Es war eine der ersten Amtshandlungen der Nazis, die Leiterinnen der beiden größten Berliner „Damenclubs“, Lotte Hahm und Elsa Conrad, zuerst ins Gefängnis und dann ins KZ zu stecken. Zeitzeuginnen berichten, dass Blockwarte und Nachbarn Frauenpaare bei der Gestapo denunzierten. In Akten aus Erziehungsheimen und medizinischen Instituten finden sich zahlreiche Zeugnisse von Entmündigungen und Zwangssterilisationen lesbischer Frauen.

Auch wenn der § 175 nur für homosexuelle Männer galt, gibt es Gerichtsurteile, in denen der Willkürstaat auch Frauen verurteilte: „Um der Angeklagten klar zu machen, dass sie künftig ihre Neigungen in dieser Hinsicht im Zaum zu halten hat, glaubt das Gericht von einer Geldstrafe Abstand nehmen zu müssen und auf eine Haftstrafe von 1 Monat zu erkennen“, heißt es zum Beispiel über die Angeklagte Thea Hasselfeldt in den Strafakten des Hamburger Staatsarchivs. Im seit 1938 dem Deutschen Reich angeschlossenen Österreich wurde der § 175 ohnehin auch auf Frauen angewandt.
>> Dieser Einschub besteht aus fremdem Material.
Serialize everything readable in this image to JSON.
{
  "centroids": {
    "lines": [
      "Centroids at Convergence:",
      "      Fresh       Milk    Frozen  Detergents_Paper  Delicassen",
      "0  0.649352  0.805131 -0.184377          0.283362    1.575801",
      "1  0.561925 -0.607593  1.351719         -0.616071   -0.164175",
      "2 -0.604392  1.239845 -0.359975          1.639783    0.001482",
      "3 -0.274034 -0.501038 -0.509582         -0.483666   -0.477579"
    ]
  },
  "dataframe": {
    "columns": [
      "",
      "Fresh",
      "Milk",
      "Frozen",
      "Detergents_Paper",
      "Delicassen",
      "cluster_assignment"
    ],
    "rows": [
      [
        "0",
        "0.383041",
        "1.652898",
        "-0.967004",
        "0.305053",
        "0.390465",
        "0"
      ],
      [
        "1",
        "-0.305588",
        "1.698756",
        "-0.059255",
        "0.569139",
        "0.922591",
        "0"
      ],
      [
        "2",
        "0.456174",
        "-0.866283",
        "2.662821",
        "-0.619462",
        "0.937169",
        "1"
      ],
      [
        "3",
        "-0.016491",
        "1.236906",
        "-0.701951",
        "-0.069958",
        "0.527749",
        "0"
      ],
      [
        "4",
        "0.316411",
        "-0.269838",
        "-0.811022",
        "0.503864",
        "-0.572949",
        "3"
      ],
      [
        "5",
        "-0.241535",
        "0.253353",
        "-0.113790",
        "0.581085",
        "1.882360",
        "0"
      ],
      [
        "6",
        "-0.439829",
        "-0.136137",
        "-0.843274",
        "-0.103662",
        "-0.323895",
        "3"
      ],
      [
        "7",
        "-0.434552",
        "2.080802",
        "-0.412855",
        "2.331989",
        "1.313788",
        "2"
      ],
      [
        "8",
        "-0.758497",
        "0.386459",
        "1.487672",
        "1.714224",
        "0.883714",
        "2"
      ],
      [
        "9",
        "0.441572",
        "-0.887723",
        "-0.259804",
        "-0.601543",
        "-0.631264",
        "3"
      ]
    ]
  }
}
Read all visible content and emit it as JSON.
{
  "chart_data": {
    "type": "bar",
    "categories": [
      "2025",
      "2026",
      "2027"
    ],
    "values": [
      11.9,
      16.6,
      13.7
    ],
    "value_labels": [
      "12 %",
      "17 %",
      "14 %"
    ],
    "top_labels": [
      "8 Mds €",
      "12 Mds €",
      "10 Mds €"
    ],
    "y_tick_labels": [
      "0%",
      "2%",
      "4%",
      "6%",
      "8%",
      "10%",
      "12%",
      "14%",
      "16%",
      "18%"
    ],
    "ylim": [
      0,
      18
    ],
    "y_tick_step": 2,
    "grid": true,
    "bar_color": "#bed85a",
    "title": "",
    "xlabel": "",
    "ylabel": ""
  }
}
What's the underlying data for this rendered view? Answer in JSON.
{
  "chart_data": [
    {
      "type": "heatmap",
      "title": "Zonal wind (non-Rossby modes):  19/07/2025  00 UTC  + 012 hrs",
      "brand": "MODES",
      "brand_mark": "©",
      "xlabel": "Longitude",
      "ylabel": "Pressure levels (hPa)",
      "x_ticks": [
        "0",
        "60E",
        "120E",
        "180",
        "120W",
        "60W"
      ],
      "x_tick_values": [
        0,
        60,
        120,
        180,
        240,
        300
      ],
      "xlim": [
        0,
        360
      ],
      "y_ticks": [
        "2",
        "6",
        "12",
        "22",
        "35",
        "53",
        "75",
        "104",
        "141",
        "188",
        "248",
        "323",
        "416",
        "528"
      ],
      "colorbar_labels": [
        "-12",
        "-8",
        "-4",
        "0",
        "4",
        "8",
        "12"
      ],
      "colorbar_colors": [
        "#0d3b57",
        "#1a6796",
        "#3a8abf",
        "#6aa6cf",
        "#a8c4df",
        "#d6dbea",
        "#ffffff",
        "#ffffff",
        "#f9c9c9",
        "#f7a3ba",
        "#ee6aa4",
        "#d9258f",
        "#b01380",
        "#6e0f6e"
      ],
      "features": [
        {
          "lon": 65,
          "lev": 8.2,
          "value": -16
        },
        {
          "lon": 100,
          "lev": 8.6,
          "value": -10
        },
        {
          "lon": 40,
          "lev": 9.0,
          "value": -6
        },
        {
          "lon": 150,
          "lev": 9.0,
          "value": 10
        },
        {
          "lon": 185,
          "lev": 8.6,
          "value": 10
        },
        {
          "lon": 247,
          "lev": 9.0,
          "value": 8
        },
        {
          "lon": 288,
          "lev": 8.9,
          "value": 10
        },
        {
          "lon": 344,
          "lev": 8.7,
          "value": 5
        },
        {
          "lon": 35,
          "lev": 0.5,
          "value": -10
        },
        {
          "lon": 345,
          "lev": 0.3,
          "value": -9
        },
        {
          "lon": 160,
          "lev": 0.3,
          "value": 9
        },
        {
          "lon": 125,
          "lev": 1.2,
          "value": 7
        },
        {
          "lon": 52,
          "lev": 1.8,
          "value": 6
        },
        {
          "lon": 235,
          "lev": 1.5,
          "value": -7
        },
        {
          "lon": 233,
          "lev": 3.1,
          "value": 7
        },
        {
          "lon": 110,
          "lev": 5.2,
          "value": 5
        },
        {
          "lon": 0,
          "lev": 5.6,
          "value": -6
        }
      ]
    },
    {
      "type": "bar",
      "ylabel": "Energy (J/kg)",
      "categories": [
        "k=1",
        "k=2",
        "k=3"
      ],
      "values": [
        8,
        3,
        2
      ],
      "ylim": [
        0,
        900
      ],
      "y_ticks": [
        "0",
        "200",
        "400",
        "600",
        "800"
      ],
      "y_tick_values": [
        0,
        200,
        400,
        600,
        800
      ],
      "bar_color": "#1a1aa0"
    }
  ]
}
Dennoch versuchten schwule Aktivisten mit einem Offenen Brief an den Kulturstaatsminister, die Frauen im Mahnmal zu verhindern. Sie behaupteten dreist: Es sei „nicht ein einziger Fall einer lesbischen Frau historisch zu belegen, die aufgrund ihrer homosexuellen Veranlagung in die Verfolgungsmaschinerie der Nationalsozialisten geraten wäre“. Widersprochen hat ihnen offiziell bisher noch niemand. Die „Ehrung“ der im Nationalsozialismus verfolgten und ermordeten Lesben steht also weiterhin aus.